Higher European stocks and a resilient dollar quickly tempered the gain later in the day, but the steady gains continued into Wednesday. Even with a stronger dollar, gold did not retreat—a very strong sign for the yellow metal. Mitsubishi analyst Jonathon Butler said, “The fact that gold can rally despite the dollar being relatively strong says something of the uncertainty regarding the U.S. economy.”

Wednesday showed continued market volatility, a bullish factor for gold. The World Bank cut its economic growth forecast for 2015 and 2016. The Japanese yen rose by 1% against the U.S. dollar. Physical gold buying remains solid. Analyst Suki Cooper at Barclays stated that, “…demand emanating from India and China remains relatively healthy and should offer a better floor for prices.”

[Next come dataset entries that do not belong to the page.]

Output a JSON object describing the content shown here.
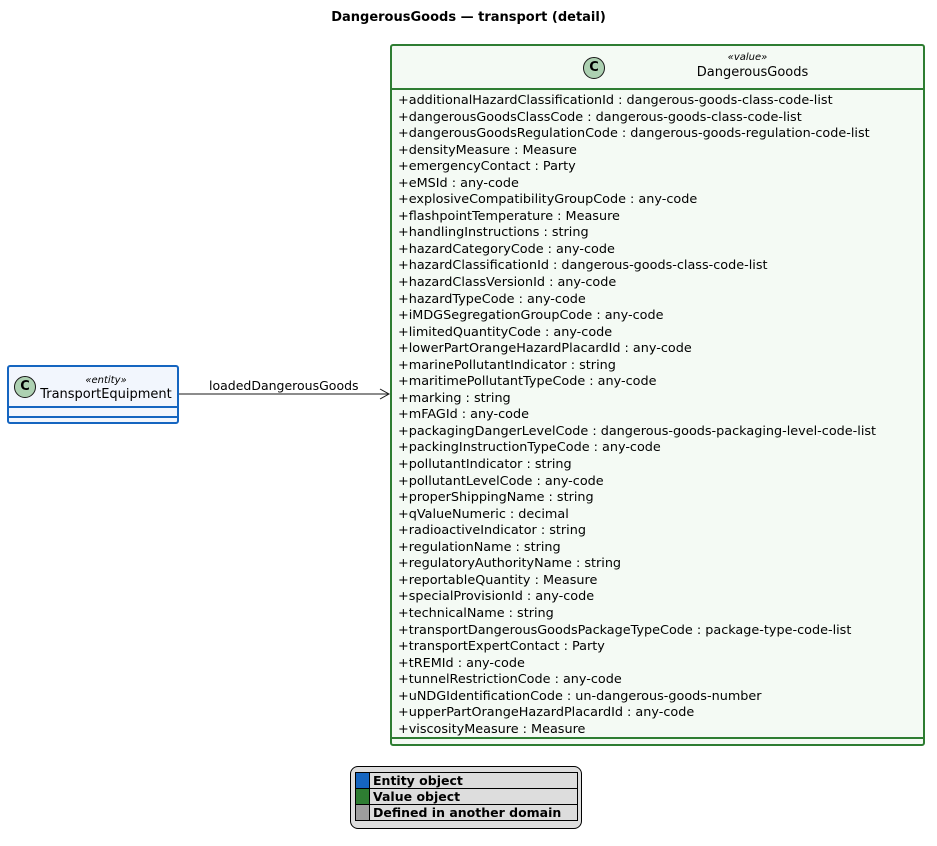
{
  "title": "DangerousGoods — transport (detail)",
  "classes": {
    "transport_equipment": {
      "stereotype": "«entity»",
      "name": "TransportEquipment",
      "icon": "C",
      "color": "#1565C0"
    },
    "dangerous_goods": {
      "stereotype": "«value»",
      "name": "DangerousGoods",
      "icon": "C",
      "color": "#2E7D32",
      "attributes": [
        "+additionalHazardClassificationId : dangerous-goods-class-code-list",
        "+dangerousGoodsClassCode : dangerous-goods-class-code-list",
        "+dangerousGoodsRegulationCode : dangerous-goods-regulation-code-list",
        "+densityMeasure : Measure",
        "+emergencyContact : Party",
        "+eMSId : any-code",
        "+explosiveCompatibilityGroupCode : any-code",
        "+flashpointTemperature : Measure",
        "+handlingInstructions : string",
        "+hazardCategoryCode : any-code",
        "+hazardClassificationId : dangerous-goods-class-code-list",
        "+hazardClassVersionId : any-code",
        "+hazardTypeCode : any-code",
        "+iMDGSegregationGroupCode : any-code",
        "+limitedQuantityCode : any-code",
        "+lowerPartOrangeHazardPlacardId : any-code",
        "+marinePollutantIndicator : string",
        "+maritimePollutantTypeCode : any-code",
        "+marking : string",
        "+mFAGId : any-code",
        "+packagingDangerLevelCode : dangerous-goods-packaging-level-code-list",
        "+packingInstructionTypeCode : any-code",
        "+pollutantIndicator : string",
        "+pollutantLevelCode : any-code",
        "+properShippingName : string",
        "+qValueNumeric : decimal",
        "+radioactiveIndicator : string",
        "+regulationName : string",
        "+regulatoryAuthorityName : string",
        "+reportableQuantity : Measure",
        "+specialProvisionId : any-code",
        "+technicalName : string",
        "+transportDangerousGoodsPackageTypeCode : package-type-code-list",
        "+transportExpertContact : Party",
        "+tREMId : any-code",
        "+tunnelRestrictionCode : any-code",
        "+uNDGIdentificationCode : un-dangerous-goods-number",
        "+upperPartOrangeHazardPlacardId : any-code",
        "+viscosityMeasure : Measure"
      ]
    }
  },
  "association": {
    "label": "loadedDangerousGoods"
  },
  "legend": [
    {
      "label": "Entity object",
      "color": "#1565C0"
    },
    {
      "label": "Value object",
      "color": "#2E7D32"
    },
    {
      "label": "Defined in another domain",
      "color": "#9E9E9E"
    }
  ]
}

Gold prices remained steady through Thursday and responded positively to U.S. economic data that was released on Friday. U.S. consumer prices were reported to have fallen the most in six years. This translates to general sentiment that the Federal Reserve will be more conservative about raising interest rates, which is positive for gold. The Swiss government also did away with a cap on the franc on Friday, indicating inflation is on its way, and investors flocked to gold as a safe haven asset, posting the highest gains in four months to close at $1,275.80. Some analysts predict $1,300 is just around the corner.